Still, one couldn’t avoid knowing something about them. The Networks had been saturated with news—and gossip—about the intimidating silver aliens. From all accounts, they were dangerous… and searching for new worlds to inhabit, new ways to ensure the survival of their race. There was even a rumor that they were biologically compatible with humans.
It seemed implausible that they would go out of their way to rescue her just because they were kind and charitable and all-round good guys.
Why are you helping me? That’s what Layla wanted to ask, but she didn’t want to push the envelope; didn’t want to drive him away. Her only lifeline was a mysterious grumpy Kordolian called Enki, and he was impossible to read.
And now he’d gone quiet again.
Layla looked away from the transmitter. She stared out the narrow port-hole, awed and terrified by the infinite Universe that made her feel so fucking small.
He was out there, somewhere.
Coming for her.
She closed her eyes and took a deep breath, but her lids quickly snapped open again as an intense blue light filled the cabin. Something was blocking the port-hole. The blue light moved across the interior in a narrow, focused beam.
It looked like it was… scanning.
“Uh, Enki?”
“What is it?”
“There’s this weird blue light shining through my port-hole. You know anything about that?”

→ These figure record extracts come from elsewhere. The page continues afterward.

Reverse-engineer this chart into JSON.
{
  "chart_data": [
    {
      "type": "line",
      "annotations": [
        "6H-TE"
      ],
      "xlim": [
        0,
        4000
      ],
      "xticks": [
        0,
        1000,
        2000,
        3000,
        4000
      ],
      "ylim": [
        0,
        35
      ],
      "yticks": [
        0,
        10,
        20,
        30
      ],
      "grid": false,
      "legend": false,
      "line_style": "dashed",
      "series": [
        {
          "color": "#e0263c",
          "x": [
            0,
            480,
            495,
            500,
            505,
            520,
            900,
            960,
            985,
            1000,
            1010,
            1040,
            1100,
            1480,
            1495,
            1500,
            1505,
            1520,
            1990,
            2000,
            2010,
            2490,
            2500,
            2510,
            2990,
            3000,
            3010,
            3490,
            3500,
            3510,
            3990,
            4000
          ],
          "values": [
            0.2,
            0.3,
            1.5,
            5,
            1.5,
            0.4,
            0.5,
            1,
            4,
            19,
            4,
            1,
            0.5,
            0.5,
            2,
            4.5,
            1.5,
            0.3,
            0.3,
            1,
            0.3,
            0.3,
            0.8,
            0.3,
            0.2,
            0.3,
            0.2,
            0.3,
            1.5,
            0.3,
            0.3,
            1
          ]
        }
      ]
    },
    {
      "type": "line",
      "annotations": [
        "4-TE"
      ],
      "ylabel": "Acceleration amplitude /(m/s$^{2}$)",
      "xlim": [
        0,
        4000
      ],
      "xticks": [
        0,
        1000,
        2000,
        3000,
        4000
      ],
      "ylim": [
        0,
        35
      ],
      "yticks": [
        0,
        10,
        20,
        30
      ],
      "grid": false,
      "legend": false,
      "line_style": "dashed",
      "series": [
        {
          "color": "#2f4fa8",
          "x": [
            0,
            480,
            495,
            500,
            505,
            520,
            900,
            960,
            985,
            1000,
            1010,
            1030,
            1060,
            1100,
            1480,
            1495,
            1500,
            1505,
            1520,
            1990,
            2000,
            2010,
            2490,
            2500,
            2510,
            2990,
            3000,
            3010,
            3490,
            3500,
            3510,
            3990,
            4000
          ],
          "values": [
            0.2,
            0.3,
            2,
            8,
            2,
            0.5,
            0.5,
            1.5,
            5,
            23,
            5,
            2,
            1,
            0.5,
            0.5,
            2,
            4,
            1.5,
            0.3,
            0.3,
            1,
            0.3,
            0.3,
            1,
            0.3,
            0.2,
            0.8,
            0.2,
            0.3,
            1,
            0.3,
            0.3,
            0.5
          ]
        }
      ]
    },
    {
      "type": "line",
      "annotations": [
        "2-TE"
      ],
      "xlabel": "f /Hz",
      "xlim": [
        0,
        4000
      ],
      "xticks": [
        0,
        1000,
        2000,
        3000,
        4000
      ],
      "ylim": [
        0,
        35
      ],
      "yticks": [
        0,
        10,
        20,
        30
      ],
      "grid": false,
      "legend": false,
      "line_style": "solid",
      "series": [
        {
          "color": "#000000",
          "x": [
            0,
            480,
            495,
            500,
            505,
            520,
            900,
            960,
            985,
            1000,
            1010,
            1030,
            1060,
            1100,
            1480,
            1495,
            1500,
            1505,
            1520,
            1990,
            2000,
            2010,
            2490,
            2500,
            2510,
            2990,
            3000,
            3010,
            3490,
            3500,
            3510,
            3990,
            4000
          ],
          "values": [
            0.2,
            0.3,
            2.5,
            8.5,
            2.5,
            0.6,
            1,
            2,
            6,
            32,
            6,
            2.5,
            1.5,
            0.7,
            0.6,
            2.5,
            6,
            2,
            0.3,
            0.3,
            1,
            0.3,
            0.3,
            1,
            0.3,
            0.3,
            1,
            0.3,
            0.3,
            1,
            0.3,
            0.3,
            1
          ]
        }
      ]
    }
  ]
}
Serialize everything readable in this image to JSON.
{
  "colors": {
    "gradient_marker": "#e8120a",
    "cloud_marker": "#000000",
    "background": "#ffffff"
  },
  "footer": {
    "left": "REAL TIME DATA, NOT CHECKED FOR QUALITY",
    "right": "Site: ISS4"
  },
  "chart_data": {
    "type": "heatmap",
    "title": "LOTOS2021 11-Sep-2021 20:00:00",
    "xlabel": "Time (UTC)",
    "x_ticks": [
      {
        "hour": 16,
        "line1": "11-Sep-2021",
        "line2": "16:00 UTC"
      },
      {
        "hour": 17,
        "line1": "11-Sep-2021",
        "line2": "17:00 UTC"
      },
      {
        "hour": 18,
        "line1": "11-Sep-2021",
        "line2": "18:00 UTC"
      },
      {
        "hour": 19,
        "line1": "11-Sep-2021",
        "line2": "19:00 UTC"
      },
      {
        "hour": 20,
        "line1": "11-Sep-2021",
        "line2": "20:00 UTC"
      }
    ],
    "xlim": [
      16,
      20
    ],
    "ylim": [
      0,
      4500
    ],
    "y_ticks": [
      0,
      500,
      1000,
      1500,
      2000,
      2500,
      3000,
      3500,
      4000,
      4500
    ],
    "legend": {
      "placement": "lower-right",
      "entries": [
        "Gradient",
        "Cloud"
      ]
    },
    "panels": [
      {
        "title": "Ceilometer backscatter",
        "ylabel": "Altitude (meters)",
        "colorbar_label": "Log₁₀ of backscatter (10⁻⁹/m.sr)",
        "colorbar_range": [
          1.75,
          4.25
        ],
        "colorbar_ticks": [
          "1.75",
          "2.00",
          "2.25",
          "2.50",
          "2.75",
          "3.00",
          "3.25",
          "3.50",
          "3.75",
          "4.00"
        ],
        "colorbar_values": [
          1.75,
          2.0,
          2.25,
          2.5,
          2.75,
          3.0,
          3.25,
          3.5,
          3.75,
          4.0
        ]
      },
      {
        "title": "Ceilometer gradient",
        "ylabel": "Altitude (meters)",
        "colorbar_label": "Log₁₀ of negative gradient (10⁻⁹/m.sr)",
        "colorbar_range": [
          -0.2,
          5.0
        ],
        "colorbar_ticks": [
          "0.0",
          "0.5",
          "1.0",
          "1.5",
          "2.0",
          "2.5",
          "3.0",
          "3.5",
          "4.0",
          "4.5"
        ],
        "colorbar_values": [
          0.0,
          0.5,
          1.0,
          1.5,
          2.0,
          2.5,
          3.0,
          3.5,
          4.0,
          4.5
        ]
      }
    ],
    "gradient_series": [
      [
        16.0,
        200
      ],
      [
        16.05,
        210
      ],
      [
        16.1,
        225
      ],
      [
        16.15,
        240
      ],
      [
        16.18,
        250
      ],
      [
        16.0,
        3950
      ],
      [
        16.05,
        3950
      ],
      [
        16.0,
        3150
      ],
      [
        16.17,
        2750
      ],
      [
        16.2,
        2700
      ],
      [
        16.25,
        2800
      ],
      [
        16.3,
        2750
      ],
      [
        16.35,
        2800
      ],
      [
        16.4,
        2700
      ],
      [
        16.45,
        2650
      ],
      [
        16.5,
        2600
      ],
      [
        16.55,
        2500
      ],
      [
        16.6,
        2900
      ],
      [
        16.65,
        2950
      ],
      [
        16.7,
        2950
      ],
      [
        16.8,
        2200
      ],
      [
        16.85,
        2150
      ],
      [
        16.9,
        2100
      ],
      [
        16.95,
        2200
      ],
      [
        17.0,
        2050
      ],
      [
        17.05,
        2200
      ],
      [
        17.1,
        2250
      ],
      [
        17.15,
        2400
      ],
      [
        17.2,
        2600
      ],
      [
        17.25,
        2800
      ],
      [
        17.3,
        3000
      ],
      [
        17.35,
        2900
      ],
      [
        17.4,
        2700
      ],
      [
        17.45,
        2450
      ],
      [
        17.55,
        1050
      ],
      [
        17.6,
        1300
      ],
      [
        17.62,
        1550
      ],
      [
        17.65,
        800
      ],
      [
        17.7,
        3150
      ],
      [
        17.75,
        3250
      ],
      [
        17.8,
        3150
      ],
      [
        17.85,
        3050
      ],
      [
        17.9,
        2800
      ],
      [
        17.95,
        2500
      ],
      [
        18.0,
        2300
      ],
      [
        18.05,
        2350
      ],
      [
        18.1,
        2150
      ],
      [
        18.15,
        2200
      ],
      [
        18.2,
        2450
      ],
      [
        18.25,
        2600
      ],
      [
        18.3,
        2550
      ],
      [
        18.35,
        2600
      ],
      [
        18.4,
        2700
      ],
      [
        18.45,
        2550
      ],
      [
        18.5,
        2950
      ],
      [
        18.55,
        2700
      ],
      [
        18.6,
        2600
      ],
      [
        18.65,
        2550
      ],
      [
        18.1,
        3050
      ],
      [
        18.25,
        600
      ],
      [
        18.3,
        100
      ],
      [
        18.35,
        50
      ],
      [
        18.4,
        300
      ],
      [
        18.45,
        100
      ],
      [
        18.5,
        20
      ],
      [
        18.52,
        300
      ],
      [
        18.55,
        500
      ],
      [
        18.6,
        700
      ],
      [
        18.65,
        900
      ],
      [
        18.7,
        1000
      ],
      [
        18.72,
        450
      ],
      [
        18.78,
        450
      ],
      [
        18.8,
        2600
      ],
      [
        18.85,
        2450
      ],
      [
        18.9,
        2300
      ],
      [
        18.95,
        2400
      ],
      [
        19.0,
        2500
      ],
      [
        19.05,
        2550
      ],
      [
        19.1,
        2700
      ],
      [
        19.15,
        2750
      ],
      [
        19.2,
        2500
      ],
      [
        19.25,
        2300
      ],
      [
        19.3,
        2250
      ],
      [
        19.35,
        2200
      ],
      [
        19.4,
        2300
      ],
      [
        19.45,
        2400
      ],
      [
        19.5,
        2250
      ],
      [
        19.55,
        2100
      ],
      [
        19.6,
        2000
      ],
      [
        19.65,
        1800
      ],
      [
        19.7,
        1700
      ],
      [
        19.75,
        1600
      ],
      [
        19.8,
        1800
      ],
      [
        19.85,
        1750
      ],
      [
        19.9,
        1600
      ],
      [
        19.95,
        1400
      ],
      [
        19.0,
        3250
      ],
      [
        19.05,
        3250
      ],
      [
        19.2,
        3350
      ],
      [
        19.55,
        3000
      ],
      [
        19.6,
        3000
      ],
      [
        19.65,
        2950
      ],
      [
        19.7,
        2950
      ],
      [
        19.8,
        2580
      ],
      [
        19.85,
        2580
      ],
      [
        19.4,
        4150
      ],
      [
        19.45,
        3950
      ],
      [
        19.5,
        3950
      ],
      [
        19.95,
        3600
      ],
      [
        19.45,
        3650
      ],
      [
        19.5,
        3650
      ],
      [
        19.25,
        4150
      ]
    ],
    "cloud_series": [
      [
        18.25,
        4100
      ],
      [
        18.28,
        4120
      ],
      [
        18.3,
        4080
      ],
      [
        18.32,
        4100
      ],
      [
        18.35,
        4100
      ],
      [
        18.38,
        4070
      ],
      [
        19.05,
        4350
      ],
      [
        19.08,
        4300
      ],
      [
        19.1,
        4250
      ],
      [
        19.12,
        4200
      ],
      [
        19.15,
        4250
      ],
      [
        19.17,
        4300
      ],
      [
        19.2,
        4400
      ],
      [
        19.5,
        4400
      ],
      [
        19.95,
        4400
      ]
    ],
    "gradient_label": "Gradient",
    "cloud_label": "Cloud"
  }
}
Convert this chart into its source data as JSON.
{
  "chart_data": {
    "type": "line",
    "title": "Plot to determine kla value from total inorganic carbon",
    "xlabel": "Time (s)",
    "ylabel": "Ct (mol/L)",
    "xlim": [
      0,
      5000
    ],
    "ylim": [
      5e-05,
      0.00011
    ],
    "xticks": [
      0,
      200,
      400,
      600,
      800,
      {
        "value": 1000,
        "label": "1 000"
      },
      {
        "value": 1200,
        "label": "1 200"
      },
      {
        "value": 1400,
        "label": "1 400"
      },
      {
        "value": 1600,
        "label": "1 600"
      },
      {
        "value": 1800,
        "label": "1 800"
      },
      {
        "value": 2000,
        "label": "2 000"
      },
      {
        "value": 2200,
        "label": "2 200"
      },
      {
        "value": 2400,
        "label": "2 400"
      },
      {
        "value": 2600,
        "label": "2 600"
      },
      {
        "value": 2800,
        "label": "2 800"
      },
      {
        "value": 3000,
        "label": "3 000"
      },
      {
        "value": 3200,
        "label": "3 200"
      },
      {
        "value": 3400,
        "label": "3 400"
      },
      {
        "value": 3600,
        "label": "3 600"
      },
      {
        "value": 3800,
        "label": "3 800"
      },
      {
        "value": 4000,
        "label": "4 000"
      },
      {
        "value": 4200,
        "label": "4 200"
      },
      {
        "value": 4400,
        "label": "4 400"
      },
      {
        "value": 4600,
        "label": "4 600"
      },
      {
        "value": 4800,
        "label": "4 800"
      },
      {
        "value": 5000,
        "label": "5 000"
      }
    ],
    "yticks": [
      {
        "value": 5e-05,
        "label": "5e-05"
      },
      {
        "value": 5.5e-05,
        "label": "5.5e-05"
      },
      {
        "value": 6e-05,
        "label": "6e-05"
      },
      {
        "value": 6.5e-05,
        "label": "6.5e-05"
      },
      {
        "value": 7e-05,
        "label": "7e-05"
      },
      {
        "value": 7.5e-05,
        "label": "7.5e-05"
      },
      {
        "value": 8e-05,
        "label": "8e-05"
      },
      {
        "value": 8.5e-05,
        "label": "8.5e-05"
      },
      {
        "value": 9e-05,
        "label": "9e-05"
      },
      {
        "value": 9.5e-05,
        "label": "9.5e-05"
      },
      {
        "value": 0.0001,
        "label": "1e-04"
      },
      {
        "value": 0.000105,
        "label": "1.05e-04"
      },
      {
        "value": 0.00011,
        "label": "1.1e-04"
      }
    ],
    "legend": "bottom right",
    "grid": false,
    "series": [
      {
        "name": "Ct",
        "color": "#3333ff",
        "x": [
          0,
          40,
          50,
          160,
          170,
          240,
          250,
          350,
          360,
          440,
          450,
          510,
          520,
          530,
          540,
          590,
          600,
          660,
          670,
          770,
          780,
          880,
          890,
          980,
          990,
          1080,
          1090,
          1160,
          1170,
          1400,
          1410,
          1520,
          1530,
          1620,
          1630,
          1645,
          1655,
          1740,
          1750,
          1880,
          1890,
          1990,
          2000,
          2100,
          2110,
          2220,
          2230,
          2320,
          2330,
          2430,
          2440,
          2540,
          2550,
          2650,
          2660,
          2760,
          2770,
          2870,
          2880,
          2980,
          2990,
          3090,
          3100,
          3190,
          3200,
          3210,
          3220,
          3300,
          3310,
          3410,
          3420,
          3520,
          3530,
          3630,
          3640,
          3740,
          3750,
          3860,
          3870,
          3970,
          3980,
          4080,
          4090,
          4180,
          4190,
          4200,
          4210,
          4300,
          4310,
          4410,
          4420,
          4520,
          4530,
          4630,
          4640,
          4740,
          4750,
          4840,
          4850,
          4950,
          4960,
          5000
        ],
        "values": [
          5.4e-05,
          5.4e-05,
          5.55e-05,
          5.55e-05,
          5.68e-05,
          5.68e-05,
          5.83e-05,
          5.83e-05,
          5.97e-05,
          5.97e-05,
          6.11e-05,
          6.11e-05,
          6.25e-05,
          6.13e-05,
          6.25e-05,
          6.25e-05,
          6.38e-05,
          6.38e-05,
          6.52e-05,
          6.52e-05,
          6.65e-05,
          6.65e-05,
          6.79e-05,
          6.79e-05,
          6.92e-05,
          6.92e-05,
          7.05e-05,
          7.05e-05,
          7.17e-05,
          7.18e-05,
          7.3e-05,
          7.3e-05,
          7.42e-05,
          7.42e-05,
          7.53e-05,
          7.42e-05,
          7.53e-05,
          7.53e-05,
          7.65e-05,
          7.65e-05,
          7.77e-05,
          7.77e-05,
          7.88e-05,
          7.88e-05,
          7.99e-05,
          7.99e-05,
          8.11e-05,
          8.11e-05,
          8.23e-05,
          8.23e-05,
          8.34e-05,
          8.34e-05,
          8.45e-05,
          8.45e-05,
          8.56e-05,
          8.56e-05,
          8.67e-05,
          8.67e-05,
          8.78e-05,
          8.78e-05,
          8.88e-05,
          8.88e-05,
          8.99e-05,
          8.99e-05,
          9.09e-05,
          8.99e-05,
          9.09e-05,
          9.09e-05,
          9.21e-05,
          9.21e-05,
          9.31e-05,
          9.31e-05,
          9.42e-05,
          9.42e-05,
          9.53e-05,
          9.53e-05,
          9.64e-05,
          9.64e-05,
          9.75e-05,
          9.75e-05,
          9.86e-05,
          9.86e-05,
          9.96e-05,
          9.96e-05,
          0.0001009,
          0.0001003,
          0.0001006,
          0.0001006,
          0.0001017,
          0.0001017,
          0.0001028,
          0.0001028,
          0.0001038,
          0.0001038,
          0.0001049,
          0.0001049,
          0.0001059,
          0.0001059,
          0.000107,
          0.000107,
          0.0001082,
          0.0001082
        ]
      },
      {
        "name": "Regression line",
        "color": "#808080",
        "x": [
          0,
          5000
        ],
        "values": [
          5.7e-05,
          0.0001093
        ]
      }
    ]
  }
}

If it was something to do with Enki’s rescue plans, then that was damn quick.
“What is behind the light? Can you see anything?” His sharp questions made her heart sink, and instinctively she knew the strange light had nothing to do with him.
Layla squinted as the beam rose, becoming momentarily blinded as it shone directly into her eyes. She blinked furiously, shielding her gaze with one hand as she tried to make out what was beyond the light.
“I-It looks like some sort of machine—a robot. There are wavy metal arms coming off it, like an octopus. Crap, one of them just brushed against the window just now. It has little claws.”
A narrow beam of blue light danced across her body. It slid over her breasts and her stomach before insolently lingering over her lower belly—where her reproductive organs were.
As if it were trying to determine her sex, or something.
Creepy. Like, alien horror-movie creepy. Layla shuddered as she thought of probes and crazy experiments and captivity and all those fanciful stories humans had concocted about aliens in the pre-contact era, before the real thing had shown up on Earth.
She rose to her feet and darted to the far corner of the pod, where she retrieved an oversized thermal cabin jacket. For a brief moment, its silver reflective material flashed blue beneath the light’s eerie glare. Terrified, she ran to the port-hole and pressed the jacket against it, obscuring the machine’s view.
“What are you doing?” Enki sounded tense—was he actually worried?
“I think it’s trying to scan me.” Her voice rose as panic set in. “I’ve covered the window so it can’t see me.” A jolt of realization struck her. “You know what that thing is, don’t you?”